Peatlands have a vital role in carbon sequestration and mitigation of global climate change. Peatlands in the boreal and sub-arctic regions store around 15–30% of global soil carbon. In the European Union the move towards the climate neutrality policy includes activities specifically aimed at the reduction of negative greenhouse gas emissions from peatlands through nature conservation and renewal. In Latvia the total area of peatlands is 645 100 ha. Due to industrial peat extraction and other processes a considerable proportion of peatlands in Latvia are degraded, thus leaving negative impact on both the local wildlife environment and on the global effort to tame the climate change.
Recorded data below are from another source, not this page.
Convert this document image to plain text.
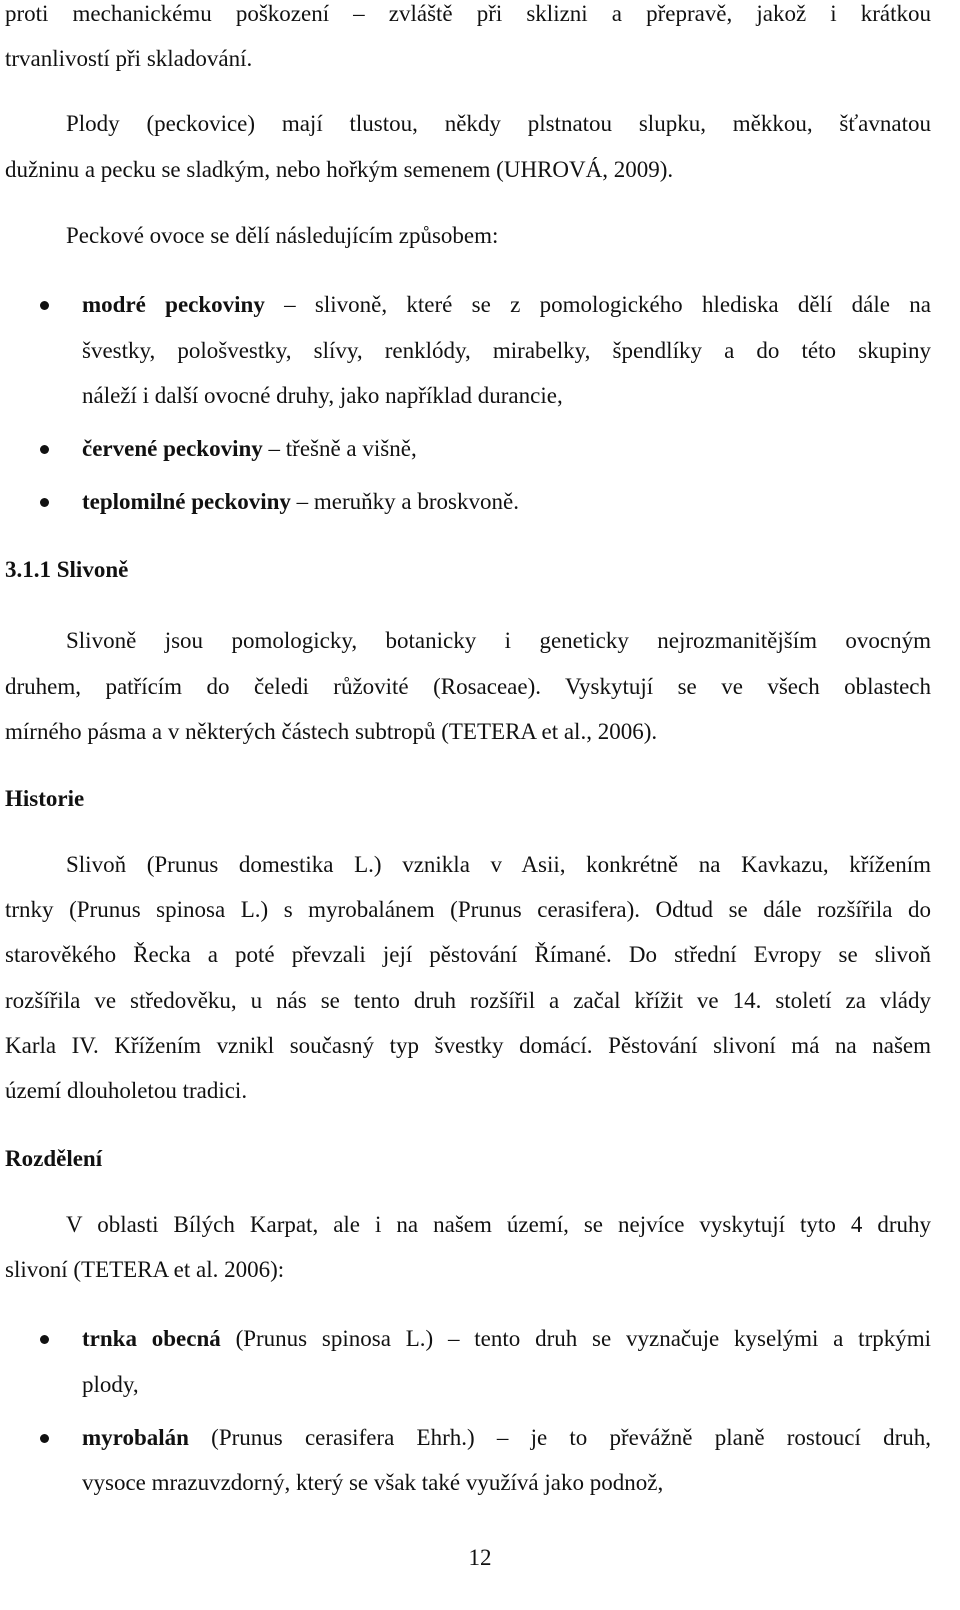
proti mechanickému poškození – zvláště při sklizni a přepravě, jakož i krátkou
trvanlivostí při skladování.
Plody (peckovice) mají tlustou, někdy plstnatou slupku, měkkou, šťavnatou
dužninu a pecku se sladkým, nebo hořkým semenem (UHROVÁ, 2009).
Peckové ovoce se dělí následujícím způsobem:
modré peckoviny – slivoně, které se z pomologického hlediska dělí dále na
švestky, pološvestky, slívy, renklódy, mirabelky, špendlíky a do této skupiny
náleží i další ovocné druhy, jako například durancie,
červené peckoviny – třešně a višně,
teplomilné peckoviny – meruňky a broskvoně.
3.1.1 Slivoně
Slivoně jsou pomologicky, botanicky i geneticky nejrozmanitějším ovocným
druhem, patřícím do čeledi růžovité (Rosaceae). Vyskytují se ve všech oblastech
mírného pásma a v některých částech subtropů (TETERA et al., 2006).
Historie
Slivoň (Prunus domestika L.) vznikla v Asii, konkrétně na Kavkazu, křížením
trnky (Prunus spinosa L.) s myrobalánem (Prunus cerasifera). Odtud se dále rozšířila do
starověkého Řecka a poté převzali její pěstování Římané. Do střední Evropy se slivoň
rozšířila ve středověku, u nás se tento druh rozšířil a začal křížit ve 14. století za vlády
Karla IV. Křížením vznikl současný typ švestky domácí. Pěstování slivoní má na našem
území dlouholetou tradici.
Rozdělení
V oblasti Bílých Karpat, ale i na našem území, se nejvíce vyskytují tyto 4 druhy
slivoní (TETERA et al. 2006):
trnka obecná (Prunus spinosa L.) – tento druh se vyznačuje kyselými a trpkými
plody,
myrobalán (Prunus cerasifera Ehrh.) – je to převážně planě rostoucí druh,
vysoce mrazuvzdorný, který se však také využívá jako podnož,
12
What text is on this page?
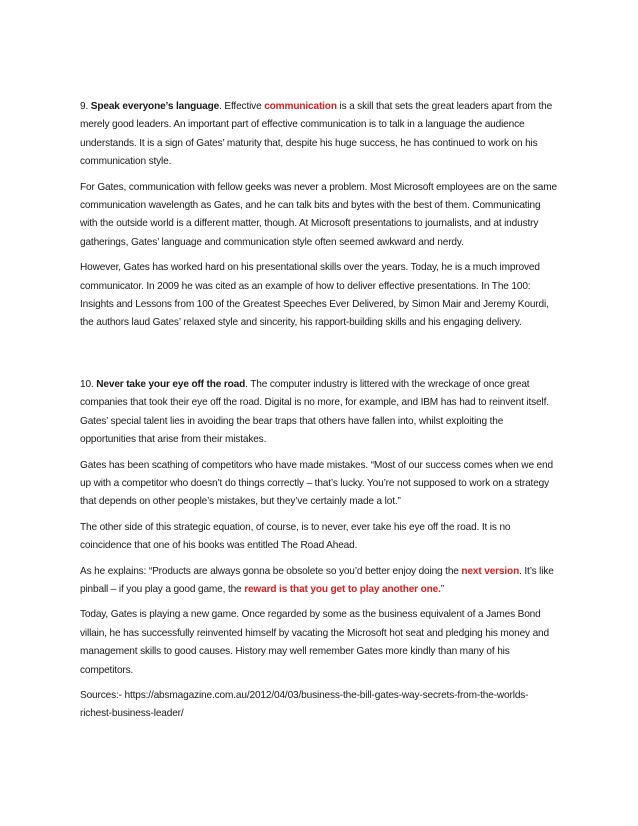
9. Speak everyone’s language. Effective communication is a skill that sets the great leaders apart from the merely good leaders. An important part of effective communication is to talk in a language the audience understands. It is a sign of Gates’ maturity that, despite his huge success, he has continued to work on his communication style.

For Gates, communication with fellow geeks was never a problem. Most Microsoft employees are on the same communication wavelength as Gates, and he can talk bits and bytes with the best of them. Communicating with the outside world is a different matter, though. At Microsoft presentations to journalists, and at industry gatherings, Gates’ language and communication style often seemed awkward and nerdy.

However, Gates has worked hard on his presentational skills over the years. Today, he is a much improved communicator. In 2009 he was cited as an example of how to deliver effective presentations. In The 100: Insights and Lessons from 100 of the Greatest Speeches Ever Delivered, by Simon Mair and Jeremy Kourdi, the authors laud Gates’ relaxed style and sincerity, his rapport-building skills and his engaging delivery.

10. Never take your eye off the road. The computer industry is littered with the wreckage of once great companies that took their eye off the road. Digital is no more, for example, and IBM has had to reinvent itself. Gates’ special talent lies in avoiding the bear traps that others have fallen into, whilst exploiting the opportunities that arise from their mistakes.

Gates has been scathing of competitors who have made mistakes. “Most of our success comes when we end up with a competitor who doesn’t do things correctly – that’s lucky. You’re not supposed to work on a strategy that depends on other people’s mistakes, but they’ve certainly made a lot.”

The other side of this strategic equation, of course, is to never, ever take his eye off the road. It is no coincidence that one of his books was entitled The Road Ahead.

As he explains: “Products are always gonna be obsolete so you’d better enjoy doing the next version. It’s like pinball – if you play a good game, the reward is that you get to play another one.”

Today, Gates is playing a new game. Once regarded by some as the business equivalent of a James Bond villain, he has successfully reinvented himself by vacating the Microsoft hot seat and pledging his money and management skills to good causes. History may well remember Gates more kindly than many of his competitors.

Sources:- https://absmagazine.com.au/2012/04/03/business-the-bill-gates-way-secrets-from-the-worlds-richest-business-leader/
Areas in Latvia where peat extraction has ended or has been suspended without revitalisation activities in place amount to 18 010 ha. Given the conditions the restoration of degraded peatland environments is important and most often take place in the raised bogs calling for evidence-based decision making through deployment of hydrological models that are applicable for restoration of raised bogs in conditions of Latvia. The analysis of available hydrological models indicate that mathematical deterministic physically based models are applicable for the restoration activities of peatlands. The raised bog model deployed in Männikjärve bog holds the potential to be integrated within a virtual reality environment after further improvements, thus potentially improving decision and environmental policy making process for raised bog area restoration activities. Further work on tailored model for bog restoration considering the data acquisition challenges with input data fed through remote sensing capabilities is proposed.